The Danish Institute for Human Rights recently published their 2016-2017 Status Report which deemed Freedom of Expression and Freedom of Religion as two points of concern in Denmark. The complex interaction between these two freedoms is becoming more apparent in our diverse society, where cultural norms are being challenged by increased globalization. Denmark is facing a crossroads in maintaining a peaceful society, which upholds the values upon which the country is built, while also integrating diversity in a congruent way.
Most expression is completely harmless and, therefore, protected under the right to freedom of expression without interference by the state. However, in recognition that expression does indeed have the capacity to harm, Freedom of Expression is not an absolute right. One may freely express one’s self, but in doing so, one should not damage the rights or reputation of others, by making false and misleading statements. Unfortunately, this recommendation is largely ignored, and, thus, often not respected across all levels, whether in governmental institutions, the mass media, or on the individual level.

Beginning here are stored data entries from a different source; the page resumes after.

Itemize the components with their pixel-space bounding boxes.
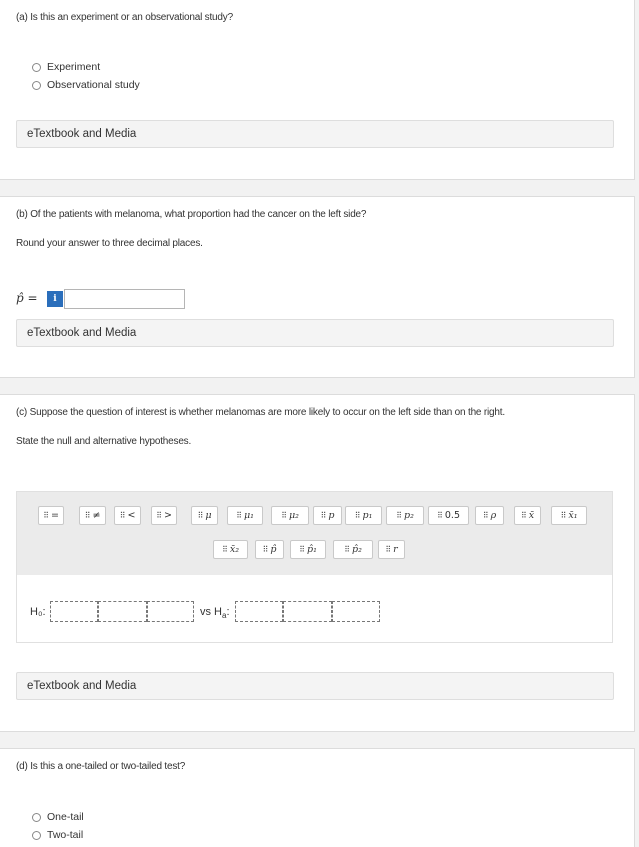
tile-symbol: r [393,544,398,555]
part-a-question: (a) Is this an experiment or an observational study? [16,12,233,23]
radio-two-tail[interactable] [32,829,83,841]
tile-symbol: μ₁ [243,510,254,521]
tile-equals[interactable] [38,506,64,525]
tile-symbol: p̂₂ [351,544,362,555]
tile-symbol: x̄₁ [568,510,578,521]
part-b-card [0,196,635,378]
drag-handle-icon: ⠿ [385,545,391,554]
p-hat-label: p̂ = [16,291,38,305]
tile-less-than[interactable] [114,506,141,525]
radio-observational-study[interactable] [32,79,140,91]
tile-phat1[interactable] [290,540,326,559]
tile-symbol: μ [205,510,212,521]
symbol-palette [16,491,613,575]
tile-greater-than[interactable] [151,506,177,525]
drag-handle-icon: ⠿ [344,545,349,554]
hypotheses-area [16,575,613,643]
ha-slot-2[interactable] [283,601,332,622]
tile-symbol: x̄₂ [229,544,240,555]
part-c-instruction: State the null and alternative hypotheses. [16,436,192,447]
part-d-card [0,748,635,847]
drag-handle-icon: ⠿ [236,511,241,520]
drag-handle-icon: ⠿ [520,511,526,520]
drag-handle-icon: ⠿ [354,511,360,520]
ha-subscript: a [222,611,227,621]
tile-rho[interactable] [475,506,504,525]
ha-slot-1[interactable] [235,601,283,622]
drag-handle-icon: ⠿ [281,511,286,520]
tile-symbol: μ₂ [288,510,299,521]
ha-colon: : [226,606,230,618]
tile-half[interactable] [428,506,469,525]
drag-handle-icon: ⠿ [262,545,268,554]
tile-r[interactable] [378,540,405,559]
tile-p[interactable] [313,506,342,525]
radio-label: Two-tail [47,829,84,841]
drag-handle-icon: ⠿ [119,511,125,520]
tile-xbar[interactable] [514,506,541,525]
drag-handle-icon: ⠿ [396,511,401,520]
radio-experiment[interactable] [32,61,100,73]
radio-label: One-tail [47,811,84,823]
tile-symbol: p₂ [403,510,414,521]
ha-label-vs: vs H [200,606,222,618]
drag-handle-icon: ⠿ [221,545,227,554]
tile-symbol: p̂₁ [306,544,317,555]
radio-circle[interactable] [32,81,41,90]
part-b-instruction: Round your answer to three decimal places. [16,238,203,249]
etextbook-media-link[interactable]: eTextbook and Media [16,672,614,700]
tile-symbol: p [328,510,335,521]
h0-label: H₀: [30,606,46,618]
etextbook-media-link[interactable]: eTextbook and Media [16,319,614,347]
etextbook-media-link[interactable]: eTextbook and Media [16,120,614,148]
tile-symbol: = [50,510,59,521]
radio-label: Observational study [47,79,140,91]
tile-symbol: > [163,510,172,521]
drag-handle-icon: ⠿ [482,511,488,520]
drag-handle-icon: ⠿ [437,511,442,520]
radio-circle[interactable] [32,63,41,72]
h0-slot-2[interactable] [98,601,147,622]
tile-symbol: p₁ [362,510,373,521]
drag-handle-icon: ⠿ [560,511,566,520]
drag-handle-icon: ⠿ [84,511,90,520]
tile-mu2[interactable] [271,506,309,525]
tile-symbol: p̂ [270,544,277,555]
tile-phat[interactable] [255,540,284,559]
tile-xbar2[interactable] [213,540,248,559]
part-c-card [0,394,635,732]
radio-one-tail[interactable] [32,811,84,823]
part-d-question: (d) Is this a one-tailed or two-tailed test? [16,761,186,772]
tile-mu[interactable] [191,506,218,525]
tile-symbol: ≠ [92,510,101,521]
drag-handle-icon: ⠿ [197,511,203,520]
tile-symbol: < [127,510,136,521]
drag-handle-icon: ⠿ [156,511,161,520]
tile-symbol: ρ [490,510,497,521]
proportion-answer-input[interactable] [64,289,185,309]
tile-mu1[interactable] [227,506,263,525]
part-b-question: (b) Of the patients with melanoma, what proportion had the cancer on the left side? [16,209,367,220]
drag-handle-icon: ⠿ [299,545,304,554]
drag-handle-icon: ⠿ [43,511,48,520]
tile-symbol: 0.5 [444,510,460,521]
tile-symbol: x̄ [528,510,535,521]
tile-p2[interactable] [386,506,424,525]
tile-phat2[interactable] [333,540,373,559]
part-a-card [0,0,635,180]
ha-slot-3[interactable] [332,601,380,622]
info-icon[interactable]: i [47,291,63,307]
drag-handle-icon: ⠿ [320,511,326,520]
radio-circle[interactable] [32,831,41,840]
tile-not-equals[interactable] [79,506,106,525]
radio-label: Experiment [47,61,101,73]
h0-slot-3[interactable] [147,601,194,622]
tile-xbar1[interactable] [551,506,587,525]
part-c-question: (c) Suppose the question of interest is whether melanomas are more likely to occur on the left side than on the right. [16,407,505,418]
tile-p1[interactable] [345,506,382,525]
radio-circle[interactable] [32,813,41,822]
ha-label [200,606,230,620]
h0-slot-1[interactable] [50,601,98,622]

The understanding and application of the Universal Declaration of Human Rights should be based on morality, which includes the criteria of the discernment of right action from wrong, the focus of which is on the individual and his/her set of values, which guide him/herself in his/her life. This then recognizes the rights and responsibilities of the individual to determine their own code of morals. The correct understanding of the Declaration, thus, takes the issue of what is right and wrong to a high level.
Freedom of expression and freedom of conscience, thought, and belief are, therefore, a case of morality and we need to put them together in order to reduce conflicts. For example, islamophobia, racism, and xenophobia are conflicts which arise through the expression of points of view which are not in accordance with respect to the reputation and dignity of others, when an individual speaks without understanding the real situation. However, for those individuals truly adhering to the principles of a spiritual path, the outlined freedoms are implicit because of the degree of morality engrained in faith. This helps them choose the right course of action.
Combining the freedom of conscience thought and belief and the freedom of expression, we see the need for a thorough analysis of the connection, and education in this, thus, preventing conflicts and misunderstandings between different traditions, religions, and activists.